La Vigilia di Natale

 

Nella tradizione popolare, la notte di natale si passano “i saperi”. Cosa sono i saperi? Parliamo di saperi magici. Nelle campagne fino agli anni ’80, magari, lo spero proprio, qualcuno anche ora, c’erano persone che “segnavano i dolori”, molti avevano una specializzazione particolare, chi curava bene il mal di testa, chi faceva sparire il fuoco di Sant’Antonio, chi il mal di schiena; poi c’erano i/le cartomanti, che, se erano quelle vere e sagge, attenuavano i dolori del cuore, dell’animo.
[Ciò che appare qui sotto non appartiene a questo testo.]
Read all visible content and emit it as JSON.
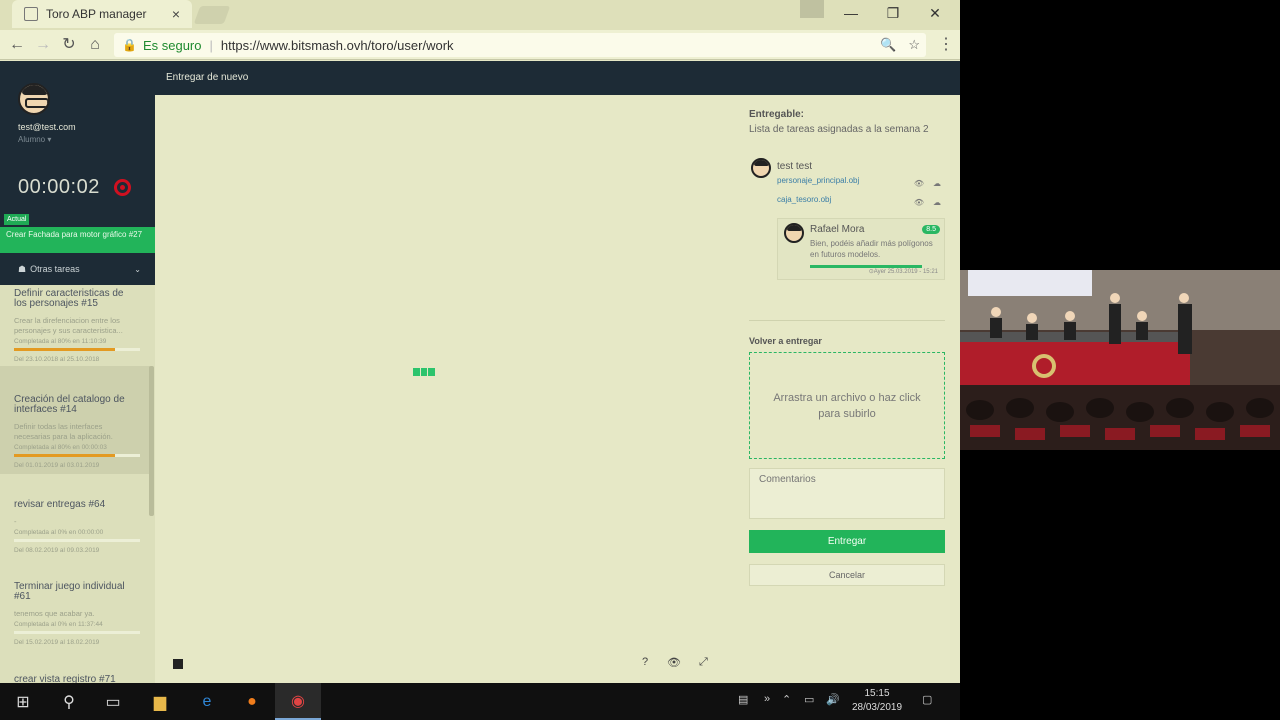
{
  "browser": {
    "tab_title": "Toro ABP manager",
    "tab_close": "×",
    "secure_label": "Es seguro",
    "url": "https://www.bitsmash.ovh/toro/user/work"
  },
  "sidebar": {
    "email": "test@test.com",
    "role": "Alumno ▾",
    "timer": "00:00:02",
    "actual_badge": "Actual",
    "current_task": "Crear Fachada para motor gráfico #27",
    "other_tasks_label": "Otras tareas",
    "tasks": [
      {
        "title": "Definir caracteristicas de los personajes #15",
        "desc": "Crear la direfenciacion entre los personajes y sus caracteristica...",
        "progress_text": "Completada al 80% en 11:10:39",
        "progress": 0.8,
        "dates": "Del 23.10.2018 al 25.10.2018"
      },
      {
        "title": "Creación del catalogo de interfaces #14",
        "desc": "Definir todas las interfaces necesarias para la aplicación.",
        "progress_text": "Completada al 80% en 00:00:03",
        "progress": 0.8,
        "dates": "Del 01.01.2019 al 03.01.2019"
      },
      {
        "title": "revisar entregas #64",
        "desc": "-",
        "progress_text": "Completada al 0% en 00:00:00",
        "progress": 0,
        "dates": "Del 08.02.2019 al 09.03.2019"
      },
      {
        "title": "Terminar juego individual #61",
        "desc": "tenemos que acabar ya.",
        "progress_text": "Completada al 0% en 11:37:44",
        "progress": 0,
        "dates": "Del 15.02.2019 al 18.02.2019"
      },
      {
        "title": "crear vista registro #71",
        "desc": "",
        "progress_text": "",
        "progress": 0,
        "dates": ""
      }
    ]
  },
  "header": {
    "title": "Entregar de nuevo"
  },
  "panel": {
    "deliverable_label": "Entregable:",
    "deliverable_value": "Lista de tareas asignadas a la semana 2",
    "submitter": "test test",
    "files": [
      "personaje_principal.obj",
      "caja_tesoro.obj"
    ],
    "reviewer": "Rafael Mora",
    "grade": "8.5",
    "review_comment": "Bien, podéis añadir más polígonos en futuros modelos.",
    "review_progress": 1.0,
    "review_date": "⊙Ayer 25.03.2019 - 15:21",
    "resend_label": "Volver a entregar",
    "dropzone_text": "Arrastra un archivo o haz click para subirlo",
    "comments_placeholder": "Comentarios",
    "submit_label": "Entregar",
    "cancel_label": "Cancelar"
  },
  "bottom": {
    "help": "?",
    "eye": "👁",
    "expand": "⤢"
  },
  "taskbar": {
    "time": "15:15",
    "date": "28/03/2019"
  },
  "colors": {
    "accent_green": "#22b45a",
    "dark_header": "#1d2b36",
    "progress_orange": "#e39a22"
  }
}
Queste persone solitamente operavano (operano?) praticamente fino alla fine dei loro giorni, è una missione, sentono di doverlo fare. Ma ad un certo punto possono sentirsi esausti, esauriti e/o percepire che è tempo di “passare il sapere”, che sono le loro formule, le loro preghiere, i loro rituali e certamente la loro esperienza personale di quel particolare campo. A quel punto, sempre generalmente, si passava il potere ad una persona di famiglia, un/una nipote (di solito una nipote femmina per le cartomanti) e se in famiglia non c’erano persone “adatte”, le si cercava tra le conoscenze. Questa ricerca dell’erede poteva essere breve o lunga, a seconda, comunque fosse, a dicembre doveva essere pronta/o e, nella notte di natale, rigorosamente a voce, i saperi venivano passati e la/il nuova/o segnante o cartomante avrebbero iniziato nell’anno nuovo la loro nuova vita. Questo certamente in Romagna e anche a Bologna. Nel resto d’Italia non so, ma credo proprio che fosse/sia la stessa cosa.
Oggi è un giro speciale e anche se nessuno ti ha passato dei saperi magici, potresti onorare i saperi che ti sono stati tramandati, che so, una ricetta di famiglia, un detto un motto che usi per tirarti su, un precetto che ti guida da sempre e che ti porta sempre fortuna.